Pour Michel Kassa, le modérateur des travaux, il était question de mettre en musique les six engagements auxquels le Gouvernement de la Rd Congo a souscrit. « C’était pour faire un exercice participatif impliquant les provinces, les institutions étatiques et l’ONU », dit-il, avant d’ajouter qu’une petite liste des critères de suivi a été élaborée collectivement.

            Désormais, il faudra canaliser les réformes en cours pour rencontrer les aspirations du peuple. Dans la même logique, il y a des indicateurs qui ont été élaborés, sans oublier une petite liste des priorités et chacune de ces formulations servira au MNS comme outil catalyseur des réformes en cours.

Recommandations

            Il faut par ailleurs indiquer qu’à l’occasion, M. Michel Kassa qui en était le modérateur a esquissé quelques recommandations.

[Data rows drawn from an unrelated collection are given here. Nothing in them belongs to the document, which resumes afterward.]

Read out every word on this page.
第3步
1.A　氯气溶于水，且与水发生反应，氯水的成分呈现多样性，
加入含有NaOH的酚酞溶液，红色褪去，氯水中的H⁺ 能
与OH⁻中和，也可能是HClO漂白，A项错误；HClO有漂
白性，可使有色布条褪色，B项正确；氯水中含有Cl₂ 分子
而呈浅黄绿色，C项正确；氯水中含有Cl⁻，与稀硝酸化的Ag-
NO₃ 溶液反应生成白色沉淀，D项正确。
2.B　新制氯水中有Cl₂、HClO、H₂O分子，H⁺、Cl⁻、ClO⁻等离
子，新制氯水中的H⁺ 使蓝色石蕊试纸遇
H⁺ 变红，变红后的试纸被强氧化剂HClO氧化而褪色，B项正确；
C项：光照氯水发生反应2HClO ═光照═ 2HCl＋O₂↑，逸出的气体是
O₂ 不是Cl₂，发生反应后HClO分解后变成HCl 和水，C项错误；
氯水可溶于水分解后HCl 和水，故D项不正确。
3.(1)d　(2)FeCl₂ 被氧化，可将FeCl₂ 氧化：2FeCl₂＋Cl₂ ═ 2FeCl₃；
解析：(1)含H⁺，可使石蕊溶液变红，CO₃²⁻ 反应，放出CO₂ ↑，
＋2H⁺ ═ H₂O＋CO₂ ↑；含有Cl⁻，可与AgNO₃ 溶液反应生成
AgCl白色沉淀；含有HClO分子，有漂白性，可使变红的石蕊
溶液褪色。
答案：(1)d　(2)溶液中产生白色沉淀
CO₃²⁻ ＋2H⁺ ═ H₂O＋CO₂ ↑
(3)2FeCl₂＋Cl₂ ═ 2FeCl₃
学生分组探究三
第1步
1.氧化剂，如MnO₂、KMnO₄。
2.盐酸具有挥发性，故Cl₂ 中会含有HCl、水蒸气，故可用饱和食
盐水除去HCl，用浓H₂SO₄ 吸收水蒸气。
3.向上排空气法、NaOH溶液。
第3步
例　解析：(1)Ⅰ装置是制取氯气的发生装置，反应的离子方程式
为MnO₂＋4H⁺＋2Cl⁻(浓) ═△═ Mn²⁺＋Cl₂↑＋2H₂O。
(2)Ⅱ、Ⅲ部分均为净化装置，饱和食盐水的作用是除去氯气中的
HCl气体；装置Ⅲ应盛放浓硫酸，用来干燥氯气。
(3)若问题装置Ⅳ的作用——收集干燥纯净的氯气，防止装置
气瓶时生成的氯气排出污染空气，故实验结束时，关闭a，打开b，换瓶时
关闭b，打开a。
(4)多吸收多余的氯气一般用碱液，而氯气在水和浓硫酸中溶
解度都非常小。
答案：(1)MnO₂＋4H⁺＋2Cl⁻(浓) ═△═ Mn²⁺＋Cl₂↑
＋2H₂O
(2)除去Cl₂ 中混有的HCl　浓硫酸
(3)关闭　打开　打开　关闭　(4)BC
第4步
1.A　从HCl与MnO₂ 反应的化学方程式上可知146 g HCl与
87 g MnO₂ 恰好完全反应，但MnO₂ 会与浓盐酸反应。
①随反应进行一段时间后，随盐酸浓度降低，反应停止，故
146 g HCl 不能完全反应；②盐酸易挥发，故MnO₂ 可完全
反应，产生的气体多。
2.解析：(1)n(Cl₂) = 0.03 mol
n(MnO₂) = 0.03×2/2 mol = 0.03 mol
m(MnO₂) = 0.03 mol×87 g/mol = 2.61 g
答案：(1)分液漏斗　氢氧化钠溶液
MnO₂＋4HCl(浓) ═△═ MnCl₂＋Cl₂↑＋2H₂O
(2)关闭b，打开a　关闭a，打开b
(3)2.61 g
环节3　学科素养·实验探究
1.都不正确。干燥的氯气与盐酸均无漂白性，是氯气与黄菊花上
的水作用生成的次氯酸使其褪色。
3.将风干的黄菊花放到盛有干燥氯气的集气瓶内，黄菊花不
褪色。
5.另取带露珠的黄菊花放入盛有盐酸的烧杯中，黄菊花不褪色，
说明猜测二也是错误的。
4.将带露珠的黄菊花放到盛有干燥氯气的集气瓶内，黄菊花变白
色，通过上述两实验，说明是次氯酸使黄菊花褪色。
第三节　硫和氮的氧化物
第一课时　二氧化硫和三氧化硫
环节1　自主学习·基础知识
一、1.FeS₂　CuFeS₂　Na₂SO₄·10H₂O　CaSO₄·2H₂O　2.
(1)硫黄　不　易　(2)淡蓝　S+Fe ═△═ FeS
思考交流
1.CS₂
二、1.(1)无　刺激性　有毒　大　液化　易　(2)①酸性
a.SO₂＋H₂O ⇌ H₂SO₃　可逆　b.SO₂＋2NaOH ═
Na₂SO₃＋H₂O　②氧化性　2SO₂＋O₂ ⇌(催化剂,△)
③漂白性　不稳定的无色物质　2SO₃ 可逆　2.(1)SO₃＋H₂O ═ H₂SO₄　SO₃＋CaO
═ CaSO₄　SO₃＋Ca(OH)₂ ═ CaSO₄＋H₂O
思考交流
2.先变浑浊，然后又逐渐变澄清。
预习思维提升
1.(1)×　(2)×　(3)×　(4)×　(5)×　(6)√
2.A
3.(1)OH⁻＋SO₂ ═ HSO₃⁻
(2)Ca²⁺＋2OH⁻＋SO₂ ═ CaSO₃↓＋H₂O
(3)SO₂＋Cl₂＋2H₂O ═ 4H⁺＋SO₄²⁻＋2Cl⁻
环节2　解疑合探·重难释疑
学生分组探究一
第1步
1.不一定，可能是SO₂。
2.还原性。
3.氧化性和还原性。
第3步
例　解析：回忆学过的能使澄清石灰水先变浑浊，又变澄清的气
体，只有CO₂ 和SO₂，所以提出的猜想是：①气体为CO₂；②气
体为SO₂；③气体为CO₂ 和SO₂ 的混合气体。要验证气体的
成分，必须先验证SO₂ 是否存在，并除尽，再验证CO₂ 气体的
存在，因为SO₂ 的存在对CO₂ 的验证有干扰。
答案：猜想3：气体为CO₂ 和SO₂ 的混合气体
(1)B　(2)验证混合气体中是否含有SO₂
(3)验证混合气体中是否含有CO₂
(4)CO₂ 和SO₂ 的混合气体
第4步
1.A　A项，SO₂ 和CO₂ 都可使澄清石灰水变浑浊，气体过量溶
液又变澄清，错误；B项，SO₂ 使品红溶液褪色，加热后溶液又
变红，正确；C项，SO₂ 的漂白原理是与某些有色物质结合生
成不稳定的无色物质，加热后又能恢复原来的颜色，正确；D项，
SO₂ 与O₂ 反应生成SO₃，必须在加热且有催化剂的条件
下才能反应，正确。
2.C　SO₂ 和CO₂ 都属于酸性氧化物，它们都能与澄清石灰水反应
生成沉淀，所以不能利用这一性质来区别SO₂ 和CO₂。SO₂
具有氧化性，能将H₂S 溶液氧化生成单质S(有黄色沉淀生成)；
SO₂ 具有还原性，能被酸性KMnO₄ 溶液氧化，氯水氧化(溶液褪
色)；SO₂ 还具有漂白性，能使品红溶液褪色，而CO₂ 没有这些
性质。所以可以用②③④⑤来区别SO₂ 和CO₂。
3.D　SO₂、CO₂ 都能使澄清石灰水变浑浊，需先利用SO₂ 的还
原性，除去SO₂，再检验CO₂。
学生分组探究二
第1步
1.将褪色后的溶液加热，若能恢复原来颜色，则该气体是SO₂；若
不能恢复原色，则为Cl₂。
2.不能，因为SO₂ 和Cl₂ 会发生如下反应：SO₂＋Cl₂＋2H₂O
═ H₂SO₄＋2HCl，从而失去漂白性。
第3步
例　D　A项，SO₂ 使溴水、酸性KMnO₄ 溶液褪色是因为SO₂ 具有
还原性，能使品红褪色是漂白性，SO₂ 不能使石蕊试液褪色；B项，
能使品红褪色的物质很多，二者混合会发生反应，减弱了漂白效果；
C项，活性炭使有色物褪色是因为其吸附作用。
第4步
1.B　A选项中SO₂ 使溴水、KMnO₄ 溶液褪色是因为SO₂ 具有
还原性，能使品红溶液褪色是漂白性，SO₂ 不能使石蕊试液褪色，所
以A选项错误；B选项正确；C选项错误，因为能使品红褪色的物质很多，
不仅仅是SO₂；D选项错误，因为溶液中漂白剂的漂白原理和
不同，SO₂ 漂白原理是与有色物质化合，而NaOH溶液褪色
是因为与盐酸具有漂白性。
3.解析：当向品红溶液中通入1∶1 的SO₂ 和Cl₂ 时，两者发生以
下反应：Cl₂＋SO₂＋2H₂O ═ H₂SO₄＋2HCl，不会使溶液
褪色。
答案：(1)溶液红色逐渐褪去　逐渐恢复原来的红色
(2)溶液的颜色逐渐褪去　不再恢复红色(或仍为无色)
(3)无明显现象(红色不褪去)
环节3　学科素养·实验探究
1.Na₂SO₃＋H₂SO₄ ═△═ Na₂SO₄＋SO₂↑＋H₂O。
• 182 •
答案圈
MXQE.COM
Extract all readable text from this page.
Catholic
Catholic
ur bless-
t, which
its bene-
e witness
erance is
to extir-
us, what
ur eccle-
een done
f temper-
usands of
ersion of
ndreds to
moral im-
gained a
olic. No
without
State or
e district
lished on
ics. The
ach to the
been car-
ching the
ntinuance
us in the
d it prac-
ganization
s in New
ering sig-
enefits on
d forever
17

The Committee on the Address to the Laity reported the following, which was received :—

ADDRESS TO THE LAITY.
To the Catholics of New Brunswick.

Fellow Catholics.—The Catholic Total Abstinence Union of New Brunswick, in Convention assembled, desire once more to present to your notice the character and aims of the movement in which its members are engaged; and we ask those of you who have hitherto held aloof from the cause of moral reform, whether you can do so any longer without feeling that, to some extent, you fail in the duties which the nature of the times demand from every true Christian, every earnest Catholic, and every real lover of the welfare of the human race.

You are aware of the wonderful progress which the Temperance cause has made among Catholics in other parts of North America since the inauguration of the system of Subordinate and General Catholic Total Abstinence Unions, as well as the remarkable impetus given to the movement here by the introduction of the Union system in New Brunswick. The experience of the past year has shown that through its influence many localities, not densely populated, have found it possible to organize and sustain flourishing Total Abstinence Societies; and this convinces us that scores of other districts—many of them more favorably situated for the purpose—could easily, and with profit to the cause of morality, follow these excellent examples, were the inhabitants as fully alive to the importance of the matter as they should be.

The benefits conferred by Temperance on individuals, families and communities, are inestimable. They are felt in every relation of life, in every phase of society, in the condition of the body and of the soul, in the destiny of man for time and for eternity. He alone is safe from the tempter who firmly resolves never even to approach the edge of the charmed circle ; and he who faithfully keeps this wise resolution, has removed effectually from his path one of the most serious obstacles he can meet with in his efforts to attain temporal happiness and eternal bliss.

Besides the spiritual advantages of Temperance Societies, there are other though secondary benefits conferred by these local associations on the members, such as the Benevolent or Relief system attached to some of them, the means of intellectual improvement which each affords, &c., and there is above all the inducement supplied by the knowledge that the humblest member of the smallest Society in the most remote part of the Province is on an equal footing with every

Concernant les Forces armées de la République, il a été convenu de poursuivre la réforme par l’adoption des cadres légaux intégrant la dimension genre. Comme critères : l’élaboration des projets, signature d’arrêtés d’application, élaboration d’une politique de défense pour la protection du territoire, de la population et des ressources naturelles, etc.

            Du côté de la Police nationale congolaise, il est question de poursuivre sa réforme pour une police civile, service publique, au service de la population. Comme critères : l’adoption de la loi de programmation dans le calendrier parlementaire, mise en œuvre de la politique de sécurité publique, la rédévabilité, etc.

            Quant aux services de renseignement, il faut une loi cadre, un dispositif pour le transfert des compétences des services des renseignements à la police.

            Du côté de la justice, le critère retenu n’est autre que le parachèvement de la réforme de la justice. Comme indicateurs : l’installation des trois instances devant remplacer l’actuelle Cour suprême de justice, installer un bureau de consultation gratuite, instaurer la cotation des magistrats, l’indépendance du pouvoir judiciaire, etc.

            De même concernant l’instauration de l’autorité de l’Etat, le critère retenu n’est autre que le souhait d’avoir une administration répondant aux besoins de la population. Comme indicateurs : perception de la présence de l’Etat et de la crédibilisation des services publics ; l’instauration des instruments de gestion de la population et des mouvements migratoires.

Au niveau de la décentralisation, il y a la poursuite de la réforme du cadre politique et réglementaire et l’application des outils et politiques de mise en œuvre de la décentralisation, comme critères. Il a aussi parlé de la réforme institutionnelle, etc.